Osmium (Os), is a metal found in IUPAC group 8, with a relative atomic mass of 190.2. Just over 12 years ago the BBC1 announced that intelligence agents in the UK and USA had foiled a plot to make a ‘dirty bomb’ that would have involved the explosion of Osmium Oxide (OsO4).
What was slightly unusual about this new article was that it did acknowledge that Osmium Oxide was extremely expensive and only really available to research institutions. In other words, it would be very hard to get hold of, especially in large quantities as it was so expensive. That said, I believe some context is needed to the article as the Madrid bombings had only just happened and most of the world was on a state of heightened terror alert.
When I came across this report recently, it did make me think how little I knew about Osmium so I thought I would do a little digging and inform you of my findings!

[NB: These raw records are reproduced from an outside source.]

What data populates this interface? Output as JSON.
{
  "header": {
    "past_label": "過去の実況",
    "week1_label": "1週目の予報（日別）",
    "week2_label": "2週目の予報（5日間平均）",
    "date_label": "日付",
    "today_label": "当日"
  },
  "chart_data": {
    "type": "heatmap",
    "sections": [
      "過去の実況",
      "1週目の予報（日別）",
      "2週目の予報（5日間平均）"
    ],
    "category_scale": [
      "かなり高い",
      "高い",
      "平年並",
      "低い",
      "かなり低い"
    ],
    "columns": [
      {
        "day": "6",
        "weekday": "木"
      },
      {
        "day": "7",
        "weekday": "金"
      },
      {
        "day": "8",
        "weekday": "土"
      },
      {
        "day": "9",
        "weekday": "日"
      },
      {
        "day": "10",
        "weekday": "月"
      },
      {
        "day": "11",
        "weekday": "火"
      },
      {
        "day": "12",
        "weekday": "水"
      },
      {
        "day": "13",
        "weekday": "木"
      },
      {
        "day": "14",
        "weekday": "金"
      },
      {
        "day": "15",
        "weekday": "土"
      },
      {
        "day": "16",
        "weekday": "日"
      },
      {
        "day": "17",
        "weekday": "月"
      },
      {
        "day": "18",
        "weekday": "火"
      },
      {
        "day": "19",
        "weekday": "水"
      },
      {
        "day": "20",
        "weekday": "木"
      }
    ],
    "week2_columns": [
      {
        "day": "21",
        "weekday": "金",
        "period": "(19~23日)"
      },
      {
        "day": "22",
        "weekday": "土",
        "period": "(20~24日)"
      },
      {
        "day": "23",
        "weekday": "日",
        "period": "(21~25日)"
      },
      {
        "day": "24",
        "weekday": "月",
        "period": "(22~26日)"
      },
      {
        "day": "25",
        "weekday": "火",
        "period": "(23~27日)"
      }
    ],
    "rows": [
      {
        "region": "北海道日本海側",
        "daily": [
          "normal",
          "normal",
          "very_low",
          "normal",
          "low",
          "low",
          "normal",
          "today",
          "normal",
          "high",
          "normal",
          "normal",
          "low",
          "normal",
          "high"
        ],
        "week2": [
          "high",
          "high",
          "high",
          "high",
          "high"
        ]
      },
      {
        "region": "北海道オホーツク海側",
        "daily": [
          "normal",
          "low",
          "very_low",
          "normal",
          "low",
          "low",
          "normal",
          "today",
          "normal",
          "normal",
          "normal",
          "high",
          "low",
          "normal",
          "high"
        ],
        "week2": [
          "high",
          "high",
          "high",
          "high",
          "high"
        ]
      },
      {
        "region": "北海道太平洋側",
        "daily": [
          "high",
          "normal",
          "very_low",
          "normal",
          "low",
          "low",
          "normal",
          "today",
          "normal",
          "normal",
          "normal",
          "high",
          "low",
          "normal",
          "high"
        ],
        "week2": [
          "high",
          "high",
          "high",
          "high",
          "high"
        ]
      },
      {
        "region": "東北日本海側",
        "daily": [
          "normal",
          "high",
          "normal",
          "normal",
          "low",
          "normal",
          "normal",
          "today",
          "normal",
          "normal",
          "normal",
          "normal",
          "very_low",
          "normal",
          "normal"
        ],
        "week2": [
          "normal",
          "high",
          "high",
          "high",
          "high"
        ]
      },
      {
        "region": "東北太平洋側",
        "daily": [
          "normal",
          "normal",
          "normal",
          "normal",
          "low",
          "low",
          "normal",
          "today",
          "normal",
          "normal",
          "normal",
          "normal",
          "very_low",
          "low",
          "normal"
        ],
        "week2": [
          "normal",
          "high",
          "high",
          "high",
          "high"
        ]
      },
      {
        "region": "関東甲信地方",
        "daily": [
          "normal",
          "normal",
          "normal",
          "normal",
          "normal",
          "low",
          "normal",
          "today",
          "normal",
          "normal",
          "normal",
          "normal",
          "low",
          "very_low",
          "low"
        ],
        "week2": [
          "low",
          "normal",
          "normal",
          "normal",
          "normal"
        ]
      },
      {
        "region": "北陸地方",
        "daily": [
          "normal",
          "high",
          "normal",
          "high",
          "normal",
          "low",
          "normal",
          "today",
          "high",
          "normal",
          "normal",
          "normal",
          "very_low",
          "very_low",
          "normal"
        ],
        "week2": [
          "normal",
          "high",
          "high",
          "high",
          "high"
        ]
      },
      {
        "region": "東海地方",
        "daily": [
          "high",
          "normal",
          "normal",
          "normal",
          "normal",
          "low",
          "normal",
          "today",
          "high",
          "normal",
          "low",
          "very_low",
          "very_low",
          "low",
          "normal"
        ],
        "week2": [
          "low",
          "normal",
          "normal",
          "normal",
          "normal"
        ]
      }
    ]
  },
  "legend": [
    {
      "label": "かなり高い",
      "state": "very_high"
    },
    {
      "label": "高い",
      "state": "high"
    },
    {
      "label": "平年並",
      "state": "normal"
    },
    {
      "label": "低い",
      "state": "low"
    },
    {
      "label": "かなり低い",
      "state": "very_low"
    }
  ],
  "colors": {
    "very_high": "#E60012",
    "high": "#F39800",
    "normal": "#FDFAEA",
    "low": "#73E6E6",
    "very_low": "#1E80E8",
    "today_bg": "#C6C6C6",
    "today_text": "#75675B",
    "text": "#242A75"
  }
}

Firstly, it’s name – it comes from the Greek word for ‘smell’, osme. as when it was first discovered (by Smithson Tennant in 1803 2) is gave off a strong odour (on account of the acid and alkali treatments that were used to obtain it). Tennant also discovered Irridium at the same time …. but that is another story for another time).
It is a blueish-white metal that is very hard and brittle. Alloys of it are used in fountain pen nibs or gramophone needles due to its strength. The metal itself does not easily oxidise and it is shiny, even at high temperatures.
Osmium also has one of the highest melting points of the elements (the 4th greatest)3 at over 3000 oC. Due to its position in the periodic table, it has a wide range of oxidation states, ranging from -2 to +8. Osmium forms seven isotopes, with one of these being radioactive (186 Os which emits alpha radiation) 3.
It is also rare and typically found in rocks at a concentration of 0.2 ppb (parts per billion) 4. The oxide OSO4 (correctly called Osmium Tetroxide) is very very toxic to us (presumably to most animals) and causes lung skin and eye damage at very low concentrations (around 10-7g m3).
Osmium was originally used by Robert Bosch as a catalyst (with Uranium!) in the Haber Process. Bosch actually bought up the worlds supply of Osmium at the time. Osmium was, hover, replaced by Iron which was less effective but much cheaper and plentiful.